To be clear, this does not mean just sport red-pointing, although that may be good training. But this season I’m hoping to develop the fitness and confidence to readily/easily climb 8-14 pitches of 5.10/5.10+ on gear (plus make the approaches easy with a pack). I currently am comfortable leading around 5.9+/5.10- on gear and need to bump that up a bit, and work within this season or the next toward ultimately being comfortable with 8-14 pitches on 5.11/5.11+. Other otes: I live in the southern Okanagan in BC and am blessed with a 9 month outdoor rock season with 1000+ routes 15min from my house in Skaha!

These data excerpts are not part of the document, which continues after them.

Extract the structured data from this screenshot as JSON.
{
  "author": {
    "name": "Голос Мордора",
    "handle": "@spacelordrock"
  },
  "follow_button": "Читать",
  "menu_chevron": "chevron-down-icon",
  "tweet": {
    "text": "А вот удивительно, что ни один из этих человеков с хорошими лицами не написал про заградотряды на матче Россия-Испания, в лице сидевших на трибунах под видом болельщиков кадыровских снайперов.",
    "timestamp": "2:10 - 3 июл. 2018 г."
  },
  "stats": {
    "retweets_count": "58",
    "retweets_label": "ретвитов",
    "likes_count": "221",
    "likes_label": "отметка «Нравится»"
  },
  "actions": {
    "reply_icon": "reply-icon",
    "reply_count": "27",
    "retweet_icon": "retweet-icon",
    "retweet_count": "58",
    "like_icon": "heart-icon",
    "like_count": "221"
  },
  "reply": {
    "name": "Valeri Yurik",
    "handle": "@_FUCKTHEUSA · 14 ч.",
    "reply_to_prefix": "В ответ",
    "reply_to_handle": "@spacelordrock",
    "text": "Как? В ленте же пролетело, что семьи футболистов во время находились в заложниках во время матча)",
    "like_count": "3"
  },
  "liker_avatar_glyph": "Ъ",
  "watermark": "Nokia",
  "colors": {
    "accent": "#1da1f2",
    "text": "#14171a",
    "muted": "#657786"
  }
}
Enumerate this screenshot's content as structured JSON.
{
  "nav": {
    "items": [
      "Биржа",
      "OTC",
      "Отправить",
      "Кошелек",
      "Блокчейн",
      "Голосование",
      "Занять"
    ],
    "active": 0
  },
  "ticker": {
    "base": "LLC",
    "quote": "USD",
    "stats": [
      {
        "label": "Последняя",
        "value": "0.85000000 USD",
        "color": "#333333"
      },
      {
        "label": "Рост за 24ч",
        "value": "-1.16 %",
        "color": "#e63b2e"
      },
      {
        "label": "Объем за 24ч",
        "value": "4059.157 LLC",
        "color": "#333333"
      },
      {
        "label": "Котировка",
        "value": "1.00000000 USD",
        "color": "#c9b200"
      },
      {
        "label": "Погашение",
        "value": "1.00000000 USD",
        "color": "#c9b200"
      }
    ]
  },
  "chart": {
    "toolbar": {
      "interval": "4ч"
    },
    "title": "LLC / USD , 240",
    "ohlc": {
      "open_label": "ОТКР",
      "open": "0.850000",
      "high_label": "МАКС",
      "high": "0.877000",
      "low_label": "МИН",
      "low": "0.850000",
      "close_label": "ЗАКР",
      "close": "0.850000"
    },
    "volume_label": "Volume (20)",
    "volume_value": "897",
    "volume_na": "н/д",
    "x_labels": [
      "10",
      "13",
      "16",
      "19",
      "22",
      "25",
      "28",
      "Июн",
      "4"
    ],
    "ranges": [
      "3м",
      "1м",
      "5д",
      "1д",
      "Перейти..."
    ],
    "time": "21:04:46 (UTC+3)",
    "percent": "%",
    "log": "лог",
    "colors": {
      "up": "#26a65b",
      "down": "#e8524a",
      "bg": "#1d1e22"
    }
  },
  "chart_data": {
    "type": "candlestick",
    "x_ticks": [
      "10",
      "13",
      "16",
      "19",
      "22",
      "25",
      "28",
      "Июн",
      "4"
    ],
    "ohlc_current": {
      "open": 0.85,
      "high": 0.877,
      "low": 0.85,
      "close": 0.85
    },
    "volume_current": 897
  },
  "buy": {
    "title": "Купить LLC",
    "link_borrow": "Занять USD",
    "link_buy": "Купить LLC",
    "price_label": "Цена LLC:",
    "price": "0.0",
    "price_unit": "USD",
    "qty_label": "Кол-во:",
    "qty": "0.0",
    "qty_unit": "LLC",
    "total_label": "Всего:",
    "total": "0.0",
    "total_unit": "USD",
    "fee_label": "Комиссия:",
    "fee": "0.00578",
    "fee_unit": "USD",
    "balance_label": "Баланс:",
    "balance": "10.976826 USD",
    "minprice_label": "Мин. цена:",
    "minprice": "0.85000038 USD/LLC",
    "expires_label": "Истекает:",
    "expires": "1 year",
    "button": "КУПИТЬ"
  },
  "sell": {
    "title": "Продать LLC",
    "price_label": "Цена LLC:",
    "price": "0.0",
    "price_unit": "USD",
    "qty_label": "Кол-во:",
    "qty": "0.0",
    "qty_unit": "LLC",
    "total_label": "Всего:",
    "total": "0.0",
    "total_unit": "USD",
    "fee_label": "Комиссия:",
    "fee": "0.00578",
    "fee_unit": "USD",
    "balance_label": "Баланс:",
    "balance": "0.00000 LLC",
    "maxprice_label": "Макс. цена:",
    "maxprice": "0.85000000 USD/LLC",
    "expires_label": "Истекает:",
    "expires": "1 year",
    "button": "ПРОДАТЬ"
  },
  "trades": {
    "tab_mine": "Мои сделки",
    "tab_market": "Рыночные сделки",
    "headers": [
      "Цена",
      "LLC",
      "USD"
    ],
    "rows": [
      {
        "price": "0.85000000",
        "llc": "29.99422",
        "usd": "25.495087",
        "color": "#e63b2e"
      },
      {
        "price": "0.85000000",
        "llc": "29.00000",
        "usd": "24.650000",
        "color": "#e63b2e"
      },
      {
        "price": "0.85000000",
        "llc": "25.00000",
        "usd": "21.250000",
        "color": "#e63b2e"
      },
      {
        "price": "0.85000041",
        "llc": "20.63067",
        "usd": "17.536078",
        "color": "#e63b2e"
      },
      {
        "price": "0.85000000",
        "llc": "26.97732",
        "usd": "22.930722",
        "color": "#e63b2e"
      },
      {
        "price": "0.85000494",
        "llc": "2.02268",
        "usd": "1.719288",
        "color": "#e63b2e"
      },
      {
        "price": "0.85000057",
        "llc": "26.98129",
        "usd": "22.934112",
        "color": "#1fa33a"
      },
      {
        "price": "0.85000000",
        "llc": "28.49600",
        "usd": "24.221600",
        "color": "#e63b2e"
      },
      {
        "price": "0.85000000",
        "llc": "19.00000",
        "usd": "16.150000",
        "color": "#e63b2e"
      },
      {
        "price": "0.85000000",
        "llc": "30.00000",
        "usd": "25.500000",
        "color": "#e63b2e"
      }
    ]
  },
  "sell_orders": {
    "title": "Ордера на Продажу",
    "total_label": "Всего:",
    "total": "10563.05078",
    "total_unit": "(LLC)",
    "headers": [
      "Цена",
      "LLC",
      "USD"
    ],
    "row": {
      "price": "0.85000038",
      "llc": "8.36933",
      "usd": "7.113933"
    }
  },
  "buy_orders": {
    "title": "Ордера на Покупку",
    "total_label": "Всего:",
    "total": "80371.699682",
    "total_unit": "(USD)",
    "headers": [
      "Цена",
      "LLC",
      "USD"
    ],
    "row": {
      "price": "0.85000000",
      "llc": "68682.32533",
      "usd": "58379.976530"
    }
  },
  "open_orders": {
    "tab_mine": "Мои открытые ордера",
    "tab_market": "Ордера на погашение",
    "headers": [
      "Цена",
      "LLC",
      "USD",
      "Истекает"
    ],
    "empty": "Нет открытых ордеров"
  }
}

In order to comfortably guide 5.10+, it would be better if I was climbing/trying 5.11+ gear routes and probably achieving ~5.12 sport redpointing ability, so my longer term plan would be to work towards that level as an apprentice before challenging the full exam. I’m also open to suggestions from rock guides here on whether I need to be even stronger, as these initials goals may still be a bit low. Whatever grade I’m at, I know I need to be 100% solid at that grade, and so I will be likely be prioritizing technique and being super solid, climbing with a pack, etc., over red-pointing at my limit.
With that background, I’m wondering how people would suggest integrating a 4- or 8-week rock training plan into the normal annual plan prescribed by TFTNA? For example, would it make sense to go through with a 20+ week base building period and then use one of Josh Wharton’s plans as my specific training period? Is that going to be a super effective plan, or will it be too much running and aerobic work to really help my climbing? Even a 20 week base period will leave a number of months of prime rock climbing season (August through October) so I’ll have a few months still to time my peak/performance climbs and see what level I’m feeling good at then.
Other option: would I want to be spending more time in the base building period working on more rock oriented training? Like making Josh’s plans part of the second half of the base period perhaps and making the specific period more about actually doing some 8+ pitch climbs? It seems clear that the base building period should be more general and less specific, but if I know now that my goals are fairly specific (I’m okay to prioritize rock performance over alpine climbing and mountaineering), how do I plan a “rock-specific base building period?”
For anyone with specific questions on the level I need to achieve in rock, here are the prerequisites I’m working towards: https://tapacmg.ca/rockguide.php
Thanks for your thoughts and wisdom!